Bioremediation via active microbes pre-inoculated onto biochar can be viewed as a complete delivery package to soil as it contains the cellular machinery (i.e. the microbes) that degrade/detoxify the pollutants, and nutrients (provisioned by the biochar) needed to support the microbes. Biochar also provides a surface carrier-support allowing the direct adsorption of the pollutant molecules into its inner pores, which is believed to favour electron transfer with the microbial cells and thus acting as an electron shuttle that accelerates pollutant degradation/detoxification. Pre-inoculated biochar can thus be regarded as more favourable for remediation compared with amendment of soil with non-inoculated biochar as the latter relies on the presence of bioremediation-active microbes in the soil and their interaction with the biochar. However, the variability in the physicochemical and functional properties of different biochars can make matchmaking them with the microbial degraders unreliable and their subsequent use in soil remediation unpredictable. Therefore, future progress in biochar development is expected to centre around ‘tuning’ the properties for tailored bioremediation applications.

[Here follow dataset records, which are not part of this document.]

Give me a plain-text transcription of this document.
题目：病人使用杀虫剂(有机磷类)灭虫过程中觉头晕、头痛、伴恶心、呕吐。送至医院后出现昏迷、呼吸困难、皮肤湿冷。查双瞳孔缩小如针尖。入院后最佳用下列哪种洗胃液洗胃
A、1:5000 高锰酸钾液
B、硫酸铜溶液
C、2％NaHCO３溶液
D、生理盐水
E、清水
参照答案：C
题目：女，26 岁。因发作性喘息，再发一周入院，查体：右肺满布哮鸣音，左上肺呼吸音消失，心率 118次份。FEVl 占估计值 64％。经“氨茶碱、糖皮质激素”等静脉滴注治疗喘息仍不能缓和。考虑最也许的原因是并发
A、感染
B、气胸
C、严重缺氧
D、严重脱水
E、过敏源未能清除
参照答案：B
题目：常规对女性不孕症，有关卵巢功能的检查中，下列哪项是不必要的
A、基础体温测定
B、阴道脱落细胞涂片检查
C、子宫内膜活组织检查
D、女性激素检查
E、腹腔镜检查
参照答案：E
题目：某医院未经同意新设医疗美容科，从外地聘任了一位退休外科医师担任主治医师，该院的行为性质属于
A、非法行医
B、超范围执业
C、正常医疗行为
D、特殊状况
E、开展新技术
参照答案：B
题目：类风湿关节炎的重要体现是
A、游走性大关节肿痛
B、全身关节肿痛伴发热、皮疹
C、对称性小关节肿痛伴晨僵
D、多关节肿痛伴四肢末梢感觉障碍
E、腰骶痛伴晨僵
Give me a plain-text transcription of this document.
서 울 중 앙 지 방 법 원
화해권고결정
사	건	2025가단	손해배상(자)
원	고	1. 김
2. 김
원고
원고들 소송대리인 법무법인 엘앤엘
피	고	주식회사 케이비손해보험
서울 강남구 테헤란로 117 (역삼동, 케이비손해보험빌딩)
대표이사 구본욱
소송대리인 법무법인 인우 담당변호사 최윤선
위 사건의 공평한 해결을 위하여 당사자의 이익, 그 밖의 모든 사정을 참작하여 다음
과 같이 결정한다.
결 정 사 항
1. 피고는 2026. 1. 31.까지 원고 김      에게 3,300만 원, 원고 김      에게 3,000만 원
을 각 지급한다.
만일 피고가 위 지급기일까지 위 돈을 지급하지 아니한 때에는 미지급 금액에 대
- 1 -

Further study is also needed to critically examine the role of microbes in soil remediation and mineralisation processes. Although the combination of functional microbes and biochar amendment has been shown as a promising technology for the green and sustainable remediation of contaminated soils, there is currently a disconnect between our understanding of the contaminant removal processes at the laboratory scale versus the field scale. Therefore future work should seek to bridge this gap by incorporating current knowledge into design considerations and monitoring system performance over multiple years. Moreover, the lifetime of the biochar-augmented medium is another remaining knowledge gap. While media composition can be manipulated to maximise sorption capacity, our understanding of the effects of weathering under actual environmental conditions on long-term performance of degradation is particularly lacking. Therefore, field studies that monitor long-term performance are warranted. This will require interdisciplinary efforts among researchers in chemistry, microbiology, engineering and technology as well as collaborations between researchers and practitioners to ensure effective implementation of this technology into broader practice.